Senin için de kolay olmayacak yarım kalmış bir sevdanın üzerine yenisini koymak, biliyorum. Bir ömür mukayeseye hazırla kendini! Sürekli kıyaslayacak, yarıştıracaksın ikimizi. Hangimiz hamarat, daha ılımlı, daha akıllı? Hangimiz tutumlu, bakımlı? Hangimizin işi, tahsili, ailesi… Baştan ayağa, dipten doruğa kıyas edeceksin her şeyimizi! Beni hatırlayışların bundan mı ibaret olacak artık sadece?

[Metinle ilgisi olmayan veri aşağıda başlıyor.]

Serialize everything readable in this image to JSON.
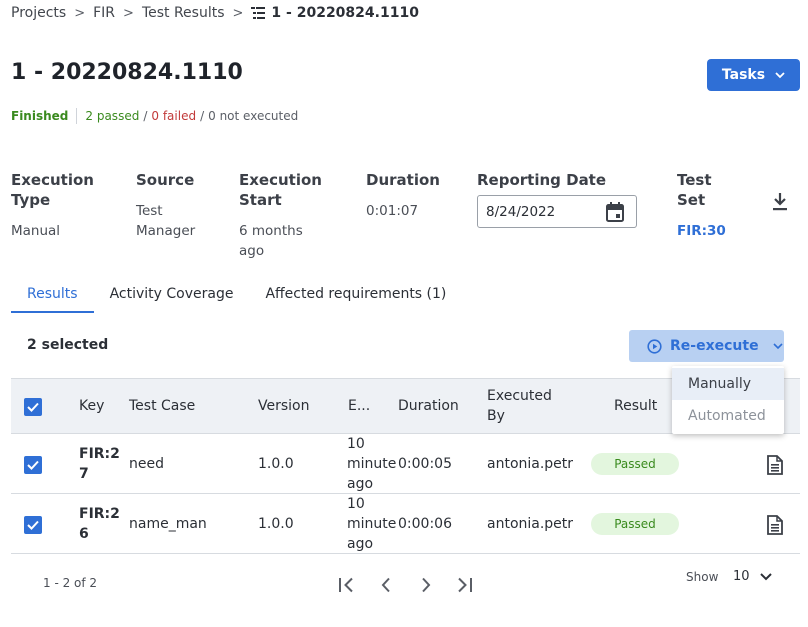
{
  "breadcrumb": {
    "items": [
      "Projects",
      "FIR",
      "Test Results"
    ],
    "current": "1 - 20220824.1110",
    "separator": ">"
  },
  "header": {
    "title": "1 - 20220824.1110",
    "tasks_label": "Tasks"
  },
  "status": {
    "state": "Finished",
    "passed": "2 passed",
    "failed": "0 failed",
    "not_executed": "0 not executed",
    "slash": "/"
  },
  "details": {
    "execution_type": {
      "label_1": "Execution",
      "label_2": "Type",
      "value": "Manual"
    },
    "source": {
      "label": "Source",
      "value_1": "Test",
      "value_2": "Manager"
    },
    "execution_start": {
      "label_1": "Execution",
      "label_2": "Start",
      "value_1": "6 months",
      "value_2": "ago"
    },
    "duration": {
      "label": "Duration",
      "value": "0:01:07"
    },
    "reporting_date": {
      "label": "Reporting Date",
      "value": "8/24/2022"
    },
    "test_set": {
      "label_1": "Test",
      "label_2": "Set",
      "value": "FIR:30"
    }
  },
  "tabs": [
    {
      "label": "Results",
      "active": true
    },
    {
      "label": "Activity Coverage",
      "active": false
    },
    {
      "label": "Affected requirements (1)",
      "active": false
    }
  ],
  "toolbar": {
    "selected_text": "2 selected",
    "reexecute_label": "Re-execute",
    "dropdown": [
      "Manually",
      "Automated"
    ]
  },
  "table": {
    "headers": {
      "key": "Key",
      "test_case": "Test Case",
      "version": "Version",
      "e": "E...",
      "duration": "Duration",
      "executed_by_1": "Executed",
      "executed_by_2": "By",
      "result": "Result"
    },
    "rows": [
      {
        "key_1": "FIR:2",
        "key_2": "7",
        "test_case": "need",
        "version": "1.0.0",
        "when_1": "10",
        "when_2": "minute",
        "when_3": "ago",
        "duration": "0:00:05",
        "executed_by": "antonia.petre",
        "result": "Passed"
      },
      {
        "key_1": "FIR:2",
        "key_2": "6",
        "test_case": "name_man",
        "version": "1.0.0",
        "when_1": "10",
        "when_2": "minute",
        "when_3": "ago",
        "duration": "0:00:06",
        "executed_by": "antonia.petre",
        "result": "Passed"
      }
    ]
  },
  "pagination": {
    "count": "1 - 2 of 2",
    "show_label": "Show",
    "page_size": "10"
  },
  "colors": {
    "primary": "#2f6fd6",
    "success": "#3a8a1e",
    "failure": "#c23a3a",
    "success_bg": "#e3f6de"
  }
}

Annen geldi memleketten. Baştan ayağa donanmış, yeniden kayınvalide olmanın telâşında... Komşuların ağzı kulaklarında, yüzlerinde gecikmiş, gizli bir iftihar... Evimiz en son ben giderken böyle dolup taşmıştı. Benim çıktığım kapıdan şimdi bir başkası girecek. Sendeki izlerim birer birer... Beşer onar... Süratle silinecek. Alnını, enseni soğuk terler basıyor. Elin ayağın birbirine dolanıyor. Hani öyle gönülsüzken başlarda, karar verememişken kolayca, bir garip hâllerdesin şimdi! Sanki ilkmiş gibi...
Mecalim yok sevgilim, daha fazlasını görmeye! Bir daha gelene dek hatırına, bana müsaade!